F.Oli.
NARDO’ (Lecce) – La Procura di Lecce avanza richiesta di rinvio a giudizio per i presunti caporali accusati della morte del bracciante sudanese Mohamed Abdullah. Rischiano il processo: Giuseppe Mariano, 75 anni, detto “Pippi”, di Porto Cesareo, titolare di fatto dell’azienda e Mohamed Elsalih, 38enne, di origini sudanesi, che, secondo gli accertamenti, avrebbe reclutato manovalanza a basso prezzo da sfruttare poi nei campi. Le accuse sono: caporalato e omicidio colposo. L’indagine, coordinata dal sostituto procuratore Paola Guglielmi, ha ricostruito l’intera filiera dei pomodori che dalle campagne salentine finivano alle multinazionali delle conserve e, sotto forma di pelati o salsa, sulle tavole degli italiani.
Il lavoro degli inquirenti è stato avviato dopo il decesso del bracciante sudanese morto per infarto (come accertato con una consulenza medico legale) a quasi 40 gradi il 20 luglio del 2015 nelle campagne tra Nardò e Avetrana. Il cittadino, originario del Sudan, aveva deciso di raggiungere il Salento lasciando moglie e figli. Come tanti suoi connazionali si era trasferito in una delle tendopoli allestite per la stagione estiva e ogni giorno raccoglieva pomodori “per dieci/dodici ore al giorno per un compenso giornaliero di 50 euro sproporzionato alla quantità e alla qualità del lavoro svolto”. Un sacrificio dispendioso in termini di energie fisiche. Quel giorno il 47enne era impegnato nella raccolta e nel carico di pomodori all’interno di apposite vaschette. Senza mai fermarsi. Un lavoro meccanico e sfiancante.
Fino a quando Mohammed non avvertì un malore che non gli lasciò scampo. Le accuse sull’imprenditore sono messe nero su bianco dal pm quando scrive che ”non avrebbe effettuato la necessaria visita medica, da parte di un medico competente che potesse accertare la capacità del lavoratore in rapporto alla propria salute e sicurezza ed in relazione al proprio pregresso stato di salute”. Negligenze e imperizie, insomma.

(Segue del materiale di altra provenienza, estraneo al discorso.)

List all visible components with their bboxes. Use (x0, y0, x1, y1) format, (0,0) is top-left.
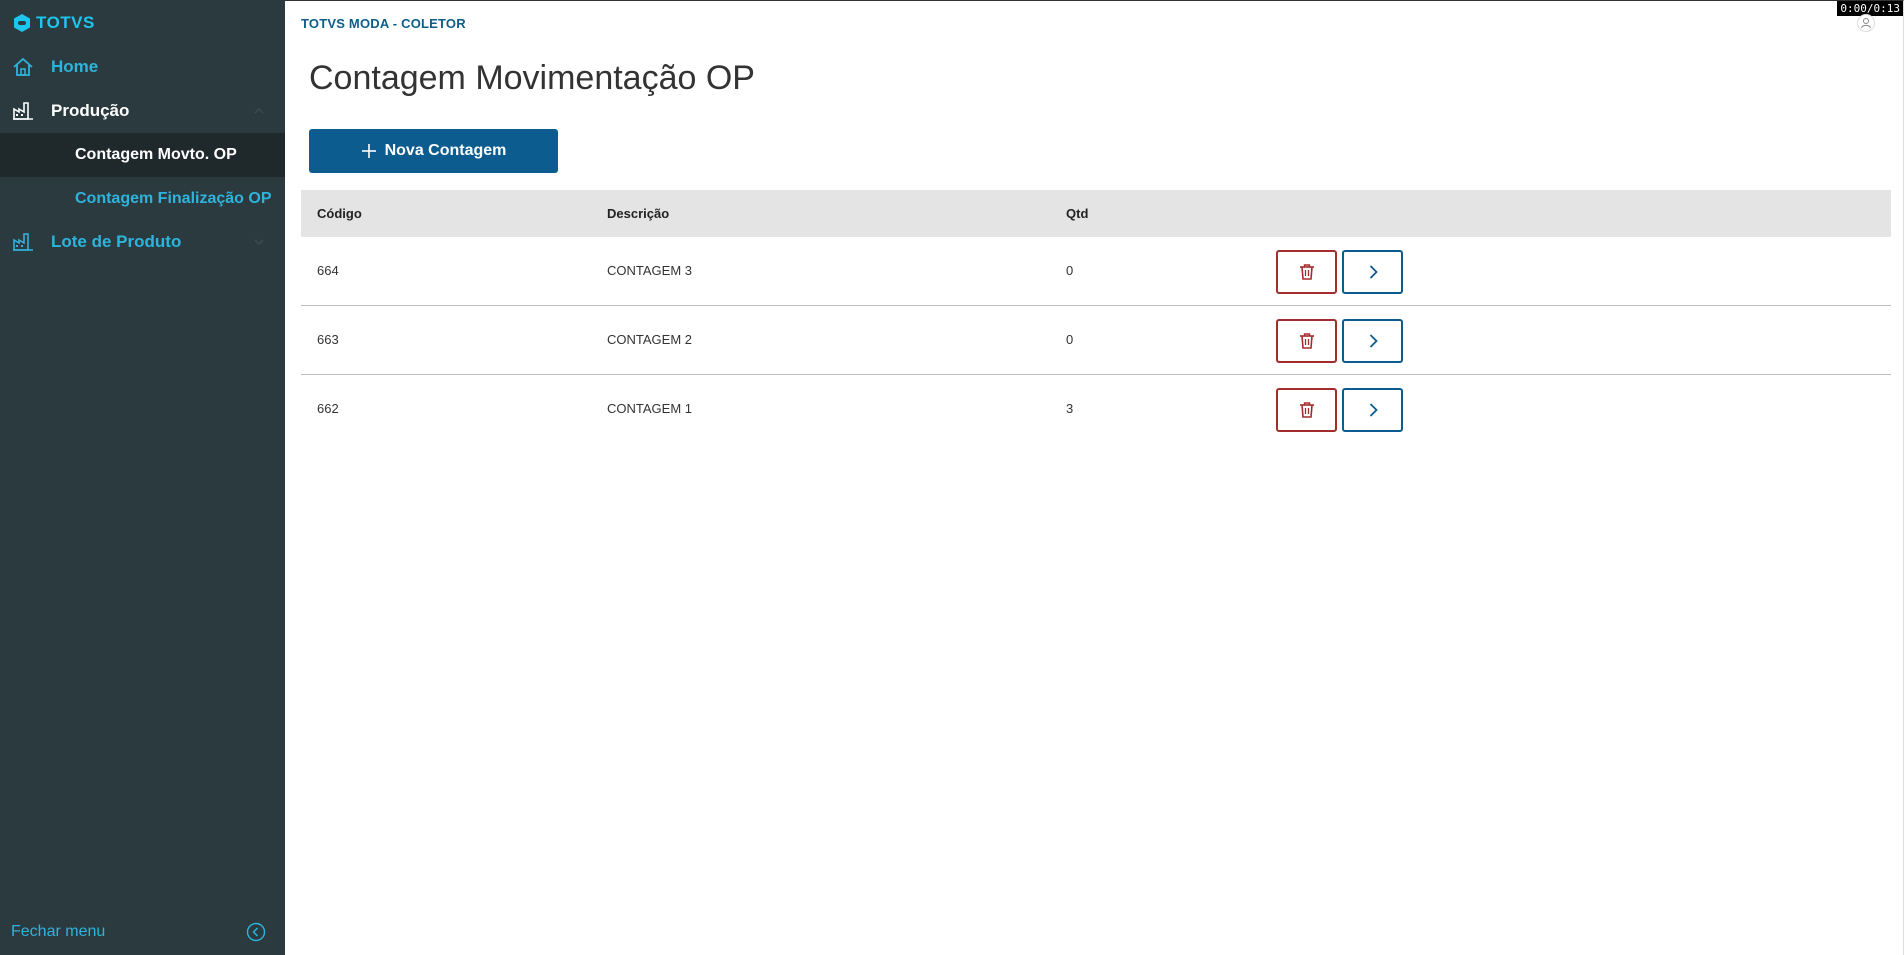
trash-icon (1299, 264, 1314, 280)
open-button[interactable] (1342, 319, 1403, 363)
sidebar-item-producao[interactable]: Produção (0, 89, 285, 133)
chevron-right-icon (1369, 265, 1378, 279)
cell-codigo: 664 (317, 263, 339, 278)
column-header-qtd: Qtd (1066, 206, 1089, 221)
home-icon (13, 57, 33, 76)
new-count-button[interactable]: Nova Contagem (309, 129, 558, 173)
close-menu-button[interactable]: Fechar menu (0, 910, 285, 954)
chevron-up-icon (254, 107, 264, 114)
plus-icon (361, 144, 376, 158)
chevron-right-icon (1369, 403, 1378, 417)
delete-button[interactable] (1276, 388, 1337, 432)
logo-text: TOTVS (36, 13, 95, 32)
cell-qtd: 3 (1066, 401, 1074, 416)
sidebar-item-label: Home (51, 57, 99, 76)
factory-icon (13, 102, 33, 120)
totvs-logo-icon (14, 14, 30, 32)
sidebar-item-home[interactable]: Home (0, 45, 285, 89)
trash-icon (1299, 402, 1314, 418)
chevron-right-icon (1369, 334, 1378, 348)
table-header: Código Descrição Qtd (301, 190, 1891, 237)
delete-button[interactable] (1276, 319, 1337, 363)
cell-descricao: CONTAGEM 1 (607, 401, 692, 416)
sidebar-subitem-label: Contagem Movto. OP (75, 146, 237, 163)
sidebar-item-label: Lote de Produto (51, 232, 182, 251)
trash-icon (1299, 333, 1314, 349)
table-row: 663 CONTAGEM 2 0 (301, 306, 1891, 375)
new-count-label: Nova Contagem (384, 142, 507, 159)
logo: TOTVS (12, 12, 95, 34)
close-menu-label: Fechar menu (11, 923, 106, 940)
chevron-down-icon (254, 239, 264, 246)
sidebar-item-lote-de-produto[interactable]: Lote de Produto (0, 220, 285, 264)
sidebar-item-label: Produção (51, 101, 130, 120)
cell-qtd: 0 (1066, 263, 1074, 278)
cell-descricao: CONTAGEM 2 (607, 332, 692, 347)
sidebar-subitem-contagem-finalizacao-op[interactable]: Contagem Finalização OP (0, 177, 285, 221)
column-header-codigo: Código (317, 206, 362, 221)
main-content: TOTVS MODA - COLETOR 0:00/0:13 Contagem … (285, 0, 1904, 955)
delete-button[interactable] (1276, 250, 1337, 294)
open-button[interactable] (1342, 388, 1403, 432)
sidebar-subitem-contagem-movto-op[interactable]: Contagem Movto. OP (0, 133, 285, 177)
table-row: 662 CONTAGEM 1 3 (301, 375, 1891, 444)
cell-codigo: 663 (317, 332, 339, 347)
column-header-descricao: Descrição (607, 206, 670, 221)
cell-qtd: 0 (1066, 332, 1074, 347)
cell-descricao: CONTAGEM 3 (607, 263, 692, 278)
open-button[interactable] (1342, 250, 1403, 294)
factory-icon (13, 233, 33, 251)
cell-codigo: 662 (317, 401, 339, 416)
chevron-left-circle-icon (246, 922, 266, 942)
counts-table: Código Descrição Qtd 664 CONTAGEM 3 0 66… (301, 190, 1891, 444)
sidebar-subitem-label: Contagem Finalização OP (75, 190, 272, 207)
app-title: TOTVS MODA - COLETOR (301, 16, 466, 31)
app-root: TOTVS Home Produção Contagem Movto. OP C… (0, 0, 1904, 955)
user-icon[interactable] (1857, 14, 1875, 32)
table-row: 664 CONTAGEM 3 0 (301, 237, 1891, 306)
sidebar: TOTVS Home Produção Contagem Movto. OP C… (0, 0, 285, 955)
page-title: Contagem Movimentação OP (309, 59, 755, 97)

Approfondimenti su un doppio binario andati avanti per mesi: i carabinieri si sono soffermati su chi abbia gestito il business; gli uomini dell’ispettorato del Lavoro, invece, su eventuali irregolarità e sulle normative sicurezza. In tutti questi mesi sono state sentite decine e decine di lavoratori italiani e stranieri a sommarie informazioni. Gli incroci di testimonianze raccolte dagli investigatori hanno fatto convergere l’attenzione sui ruoli ricoperti dal cittadino senegalese e dal titolare dell’azienda per cui lavorava Mohamed. E sono emerse carenze su più fronti: assenza di un presidio medico quali la cassetta di primo intervento; guanti e scarpe a protezione; copricapo per difendersi dalle insolazioni; erogatori di acqua potabile.
Gli accertamenti si sono avvalsi di una consulenza informatica dell’ingegnere Claudio Leone che ha scremato i contatti telefonici del mediatore senegalese risalendo alla filiera della raccolta e della vendita dei pomodori. L’accusa di omicidio colposo veniva contestata anche a Rita De Rubertis, titolare dell’azienda. Il pubblico ministero ha però stralciato la posizione della donna e chiesto l’archiviazione. Dalla morte del bracciante, la Procura ha poi sviluppato un’indagine ad ampio respiro sulle centinaia e centinaia di casse di pomodoro destinate alla grande distribuzione. I neo imputati sono difesi dagli avvocati Ivana Quarta e Antonio Romano. I familiari del bracciante, invece, dall’avvocato Cinzia Vaglio.